1. create "kalyan-json-phoenix-agent.conf" file with below content

agent.sources = EXEC
agent.channels = MemChannel
agent.sinks = PHOENIX

agent.sources.EXEC.type = exec
agent.sources.EXEC.command = tail -F /tmp/users.json
agent.sources.EXEC.channels = MemChannel

agent.sinks.PHOENIX.type = org.apache.phoenix.flume.sink.PhoenixSink
agent.sinks.PHOENIX.batchSize = 10
agent.sinks.PHOENIX.zookeeperQuorum = localhost
agent.sinks.PHOENIX.table = users2
agent.sinks.PHOENIX.ddl = CREATE TABLE IF NOT EXISTS users2 (userid BIGINT NOT NULL, username VARCHAR, password VARCHAR, email VARCHAR, country VARCHAR, state VARCHAR, city VARCHAR, dt VARCHAR NOT NULL CONSTRAINT PK PRIMARY KEY (userid, dt))
agent.sinks.PHOENIX.serializer = json
agent.sinks.PHOENIX.serializer.columnsMapping = {"userid":"userid", "username":"username", "password":"password", "email":"email", "country":"country", "state":"state", "city":"city", "dt":"dt"}
agent.sinks.PHOENIX.serializer.partialSchema = true
agent.sinks.PHOENIX.serializer.columns = userid,username,password,email,country,state,city,dt
agent.sinks.PHOENIX.channel = MemChannel

agent.channels.MemChannel.type = memory
agent.channels.MemChannel.capacity = 1000
agent.channels.MemChannel.transactionCapacity = 100

2. Copy "kalyan-json-phoenix-agent.conf" file into "$FUME_HOME/conf" folder

3. Copy "phoenix-flume-4.7.0-HBase-1.1.jar, json-path-2.2.0.jar, commons-io-2.4.jar and bigdata-examples-0.0.1-SNAPSHOT-dependency-jars.jar" files into"$FLUME_HOME/lib" folder

4. Generate Large Amount of Sample JSON data follow this article.
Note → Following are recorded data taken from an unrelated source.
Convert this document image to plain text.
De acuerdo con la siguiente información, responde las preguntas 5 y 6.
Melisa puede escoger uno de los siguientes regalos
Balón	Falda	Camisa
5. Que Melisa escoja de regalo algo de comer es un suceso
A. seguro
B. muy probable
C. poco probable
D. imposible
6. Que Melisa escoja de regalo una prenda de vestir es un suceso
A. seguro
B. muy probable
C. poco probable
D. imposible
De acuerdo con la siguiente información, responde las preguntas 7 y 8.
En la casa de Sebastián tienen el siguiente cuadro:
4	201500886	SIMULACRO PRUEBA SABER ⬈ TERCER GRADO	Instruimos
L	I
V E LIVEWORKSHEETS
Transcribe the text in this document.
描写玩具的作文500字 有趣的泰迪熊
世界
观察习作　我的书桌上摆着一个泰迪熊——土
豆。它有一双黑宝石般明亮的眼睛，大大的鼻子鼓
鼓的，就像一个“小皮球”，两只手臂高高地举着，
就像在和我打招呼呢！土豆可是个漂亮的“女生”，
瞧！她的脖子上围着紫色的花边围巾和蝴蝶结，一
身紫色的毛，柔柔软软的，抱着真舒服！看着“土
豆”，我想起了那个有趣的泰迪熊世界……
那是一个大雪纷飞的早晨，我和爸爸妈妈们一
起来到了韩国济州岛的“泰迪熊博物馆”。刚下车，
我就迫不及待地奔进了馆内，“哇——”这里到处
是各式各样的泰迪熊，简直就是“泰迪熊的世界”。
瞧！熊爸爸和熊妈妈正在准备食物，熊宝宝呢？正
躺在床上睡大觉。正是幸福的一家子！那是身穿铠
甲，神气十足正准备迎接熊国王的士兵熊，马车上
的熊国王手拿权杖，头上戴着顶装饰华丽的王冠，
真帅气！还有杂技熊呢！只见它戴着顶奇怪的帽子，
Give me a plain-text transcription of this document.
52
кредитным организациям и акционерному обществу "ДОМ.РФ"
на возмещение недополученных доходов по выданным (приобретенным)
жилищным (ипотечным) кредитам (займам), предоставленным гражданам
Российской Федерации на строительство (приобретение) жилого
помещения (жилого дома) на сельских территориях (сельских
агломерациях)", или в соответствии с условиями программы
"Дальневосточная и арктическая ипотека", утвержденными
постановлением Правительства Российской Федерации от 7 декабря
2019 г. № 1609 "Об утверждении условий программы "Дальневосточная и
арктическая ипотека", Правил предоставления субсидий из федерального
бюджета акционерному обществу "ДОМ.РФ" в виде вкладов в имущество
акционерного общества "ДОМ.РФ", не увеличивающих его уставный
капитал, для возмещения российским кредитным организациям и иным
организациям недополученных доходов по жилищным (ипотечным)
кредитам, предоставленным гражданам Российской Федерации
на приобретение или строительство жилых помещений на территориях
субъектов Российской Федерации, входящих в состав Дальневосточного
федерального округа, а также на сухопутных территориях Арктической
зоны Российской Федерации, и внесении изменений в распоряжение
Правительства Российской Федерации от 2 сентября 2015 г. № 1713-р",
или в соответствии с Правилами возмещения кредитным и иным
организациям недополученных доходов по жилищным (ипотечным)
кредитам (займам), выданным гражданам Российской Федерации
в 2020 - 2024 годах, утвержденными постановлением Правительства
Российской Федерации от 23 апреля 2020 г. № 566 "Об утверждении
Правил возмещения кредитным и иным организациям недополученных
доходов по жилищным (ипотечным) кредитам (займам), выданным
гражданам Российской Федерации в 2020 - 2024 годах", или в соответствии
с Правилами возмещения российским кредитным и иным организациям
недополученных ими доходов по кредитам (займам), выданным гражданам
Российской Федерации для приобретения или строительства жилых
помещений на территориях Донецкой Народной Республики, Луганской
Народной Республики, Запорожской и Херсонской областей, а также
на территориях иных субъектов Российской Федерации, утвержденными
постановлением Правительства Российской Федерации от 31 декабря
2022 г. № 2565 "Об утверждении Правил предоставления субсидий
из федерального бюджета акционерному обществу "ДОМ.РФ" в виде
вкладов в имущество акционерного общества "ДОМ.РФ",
5. Execute Below Command to Generate Sample JSON data with 100 lines. Increase this number to get more data ...

java -cp $FLUME_HOME/lib/bigdata-examples-0.0.1-SNAPSHOT-dependency-jars.jar \
com.orienit.kalyan.examples.GenerateUsers \
-f /tmp/users.json \
-n 100 \
-s 1

6. Verify the Sample JSON data in Console, using below command

cat /tmp/users.json

7. To work with Flume + Phoenix Integration

Follow the below steps

i. start the hbase using below 'start-hbase.sh' command.

ii. verify the hbase is running or not with "jps" command

iii. Start the phoenix using below 'sqlline.py localhost' command.

iv. list out all the tables in phoenix using '!tables' command

8. Execute the below command to `Extract data from JSON data into Phoenix using Flume`

$FLUME_HOME/bin/flume-ng agent -n agent --conf $FLUME_HOME/conf -f $FLUME_HOME/conf/kalyan-json-phoenix-agent.conf -Dflume.root.logger=DEBUG,console

9. Verify the data in console

10. Verify the data in Phoenix

Execute below command to get the data from phoenix table 'users2'

!tables

select count(*) from users2;

select * from users2;